Burada hayat ciddi felce uğradı, özellikle ekonomik olarak. İsveç genelinde 50.000 kişiye işlerine son verileceği ve devlet yardımı yapılacağı açıklandı ki buna VOLVO, SAAB gibi şirketler de dahil. Yeme-içme ve konaklama sektöründen zaten bahsetmiyorum. Özellikle işsizlik önümüzdeki dönemde çok ciddi bir problem olacak burada.

EN ÖNEMLİSİ GIDA VE UYKU DÜZENİNE ÖZEN GÖSTERMEK

İnternet üzerinden bir sürü ilaçlar öneriliyor. Aşı bulununca olaylar değişecek. Dünyayı sardı ve çok tartışılan bir virüs. İsveçliler bunu yeterince ciddiye alıyor mu, yoksa dünyada insanlar virüsün rolünü biraz abartmaya mı başladı?

Aşı bulunup da bizlere ulaşana kadar çok canlar yanacağını düşünüyorum. Birkaç ay daha hayatı yavaş ve kısıtlı sürdüreceğiz, yeter ki devamlı artan vaka ve ölüm sayısı kişileri iyice karamsarlığa sürüklemesin. İnternette ya da whatsapp gruplarında devamlı paylaşılan ilaç ve korunma yöntemlerini artık ciddiye almıyorum çünkü gına geldi. Dakika başı birinden bir öneri geliyor. Bağışıklık sistemini kuvvetli tutmak için gıda ve uyku düzenine özen göstermek yeter bence. Bir de yapabileceğimizin en iyisi, topluluk içinde mümkün mertebe olmamak. Evet, İsveçliler ciddiye alıyor. Çok ciddiye almak gerektiğini artık fark ettik sanırım.

Eğitim seviyesi yüksek olanların hastalığa daha az yakalandıkları görülüyor. Çünkü bilinç seviyeleri yüksek ve bu sayede daha iyi korunabiliyorlar.

'ASIL MESLEĞİM OTELCİLİK SEKTÖRÜNE GERİ DÖNDÜM'

Bir süre sonra virüsle savaşın sonuçları alınacak ve normal hayata döneceğiz. Sen orada neler yapıyorsun? Bildiğim kadarıyla İsveççe öğrenmeye çalışıyorsun, bir taraftan bir yerde çalışmaya başladın. Orada yeni bir hayatın var. İsveç’te yaşamak sende ne gibi duygulara yol açıyor? Orayla nasıl ilişki kurdun?

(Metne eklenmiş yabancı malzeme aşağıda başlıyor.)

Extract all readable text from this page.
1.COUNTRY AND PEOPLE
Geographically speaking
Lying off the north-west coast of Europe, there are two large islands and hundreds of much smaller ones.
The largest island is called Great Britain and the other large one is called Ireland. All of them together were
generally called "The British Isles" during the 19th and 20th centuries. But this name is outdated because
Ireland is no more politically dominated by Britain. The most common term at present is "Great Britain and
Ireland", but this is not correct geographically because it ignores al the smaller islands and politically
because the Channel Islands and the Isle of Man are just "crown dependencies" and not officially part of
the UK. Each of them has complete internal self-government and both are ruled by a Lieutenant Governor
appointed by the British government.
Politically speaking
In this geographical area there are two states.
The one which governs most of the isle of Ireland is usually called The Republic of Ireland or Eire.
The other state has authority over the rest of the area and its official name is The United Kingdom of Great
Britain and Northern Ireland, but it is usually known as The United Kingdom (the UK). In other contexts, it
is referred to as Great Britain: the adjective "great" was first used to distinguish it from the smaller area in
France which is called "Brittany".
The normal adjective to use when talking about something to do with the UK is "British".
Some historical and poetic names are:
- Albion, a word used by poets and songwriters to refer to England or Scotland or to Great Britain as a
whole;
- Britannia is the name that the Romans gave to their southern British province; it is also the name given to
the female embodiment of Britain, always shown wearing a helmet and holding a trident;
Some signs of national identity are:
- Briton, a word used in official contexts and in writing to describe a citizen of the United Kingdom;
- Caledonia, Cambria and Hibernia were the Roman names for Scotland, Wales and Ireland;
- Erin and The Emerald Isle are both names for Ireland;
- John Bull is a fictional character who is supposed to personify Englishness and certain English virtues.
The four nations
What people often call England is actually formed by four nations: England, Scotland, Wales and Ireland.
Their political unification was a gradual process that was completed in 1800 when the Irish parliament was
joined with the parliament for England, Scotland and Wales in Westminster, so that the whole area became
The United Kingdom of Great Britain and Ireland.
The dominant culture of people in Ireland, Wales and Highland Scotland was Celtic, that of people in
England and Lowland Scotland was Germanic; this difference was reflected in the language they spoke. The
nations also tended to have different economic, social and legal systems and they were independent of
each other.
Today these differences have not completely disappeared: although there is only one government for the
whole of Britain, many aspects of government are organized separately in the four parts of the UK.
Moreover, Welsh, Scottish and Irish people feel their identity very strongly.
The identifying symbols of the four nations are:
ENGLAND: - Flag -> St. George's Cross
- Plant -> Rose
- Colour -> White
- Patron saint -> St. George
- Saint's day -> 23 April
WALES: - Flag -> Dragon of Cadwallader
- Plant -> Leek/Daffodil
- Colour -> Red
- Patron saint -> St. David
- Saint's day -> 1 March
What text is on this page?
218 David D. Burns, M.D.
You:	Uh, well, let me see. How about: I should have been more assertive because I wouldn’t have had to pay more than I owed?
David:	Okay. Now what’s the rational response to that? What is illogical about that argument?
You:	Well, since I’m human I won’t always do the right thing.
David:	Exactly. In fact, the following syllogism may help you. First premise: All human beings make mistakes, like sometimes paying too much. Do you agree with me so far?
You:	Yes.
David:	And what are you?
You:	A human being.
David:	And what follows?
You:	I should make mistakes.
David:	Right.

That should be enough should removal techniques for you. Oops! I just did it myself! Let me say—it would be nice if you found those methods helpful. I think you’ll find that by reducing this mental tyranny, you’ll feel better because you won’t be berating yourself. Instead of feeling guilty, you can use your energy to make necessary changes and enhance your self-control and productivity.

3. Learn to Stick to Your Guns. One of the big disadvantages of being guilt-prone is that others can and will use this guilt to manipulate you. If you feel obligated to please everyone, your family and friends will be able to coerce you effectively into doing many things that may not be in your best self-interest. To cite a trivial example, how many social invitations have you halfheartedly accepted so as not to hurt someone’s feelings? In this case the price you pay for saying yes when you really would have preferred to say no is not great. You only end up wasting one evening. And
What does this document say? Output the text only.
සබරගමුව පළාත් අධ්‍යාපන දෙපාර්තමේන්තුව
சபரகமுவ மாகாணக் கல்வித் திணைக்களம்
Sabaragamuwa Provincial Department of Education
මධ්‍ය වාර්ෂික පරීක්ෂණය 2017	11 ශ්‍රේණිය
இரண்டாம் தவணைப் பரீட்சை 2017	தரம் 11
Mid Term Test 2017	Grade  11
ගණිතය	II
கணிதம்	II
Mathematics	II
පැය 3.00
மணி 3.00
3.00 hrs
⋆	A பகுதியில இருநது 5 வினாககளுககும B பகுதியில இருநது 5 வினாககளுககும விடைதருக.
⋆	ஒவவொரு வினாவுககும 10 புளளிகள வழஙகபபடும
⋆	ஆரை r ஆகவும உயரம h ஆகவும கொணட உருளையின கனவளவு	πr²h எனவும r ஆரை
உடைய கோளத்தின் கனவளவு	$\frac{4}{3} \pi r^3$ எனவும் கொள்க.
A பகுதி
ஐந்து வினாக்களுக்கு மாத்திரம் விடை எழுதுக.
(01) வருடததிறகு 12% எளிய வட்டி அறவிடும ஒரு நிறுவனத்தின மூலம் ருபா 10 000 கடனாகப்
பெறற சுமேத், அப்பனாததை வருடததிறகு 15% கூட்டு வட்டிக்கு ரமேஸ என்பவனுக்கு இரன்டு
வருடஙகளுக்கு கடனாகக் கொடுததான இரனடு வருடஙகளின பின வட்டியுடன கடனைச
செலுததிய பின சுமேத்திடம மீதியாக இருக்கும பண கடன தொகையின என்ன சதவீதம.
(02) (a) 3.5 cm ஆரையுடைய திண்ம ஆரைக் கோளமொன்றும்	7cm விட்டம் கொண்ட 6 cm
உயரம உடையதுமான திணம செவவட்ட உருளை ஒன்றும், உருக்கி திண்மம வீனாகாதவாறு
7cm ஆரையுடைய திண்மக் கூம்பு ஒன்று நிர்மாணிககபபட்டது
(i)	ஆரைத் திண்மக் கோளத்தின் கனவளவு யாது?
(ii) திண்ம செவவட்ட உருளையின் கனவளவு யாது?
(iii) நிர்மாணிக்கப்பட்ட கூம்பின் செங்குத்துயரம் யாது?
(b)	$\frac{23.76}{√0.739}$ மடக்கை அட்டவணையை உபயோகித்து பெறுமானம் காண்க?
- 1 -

Bir an önce normale dönelim… Burada devlet okulunda İsveççe öğreniyorum. İlkokul seviyesini bitirdim, ortaokul ikinci sınıf seviyesindeyim. İkisi çok iyi, üç tane yabancı dil öğrenmiştim, İsveççe dördüncüsü. Anormal zor bir lisan, çok fazla kural ve istisna var. Fakat çok ciddiye alıyorum ve okula gitmek dışında evde çok fazla çalışıyorum bu da vaktimin büyük kısmını dolduruyor. Hoş bir haftadır biz de online eğitime geçtik ama yine de günün yarıdan fazlasını ders yaparak geçiriyorum. Yogaya başladım, zaten kadim nefes tekniklerini Ebru Şinik’ten öğrenmiştim; her gün düzenli yoga ve nefes egzersizleri yapıyorum. Bol bol ormanda yürüyorum, bahçemle ilgileniyorum. Ve burada şahane arkadaşlar edindim, onlarla bol bol buluşuyorum ve kaliteli vakit geçiriyorum. İsveç Dayanışma Derneği’nin vakit buldukça toplantılarına katılıyorum. Türkiye gündemini değerlendirip buradan karınca kararınca destek ve yardım yollamaya çalışıyoruz. Bir de asıl mesleğim olan otelcilik sektörüne geri döndüm. Virüs vurmadan evvel, 5 yıldızlı bir otelde yarı zamanlı olarak çalışıyordum, şimdi haliyle gitmiyorum.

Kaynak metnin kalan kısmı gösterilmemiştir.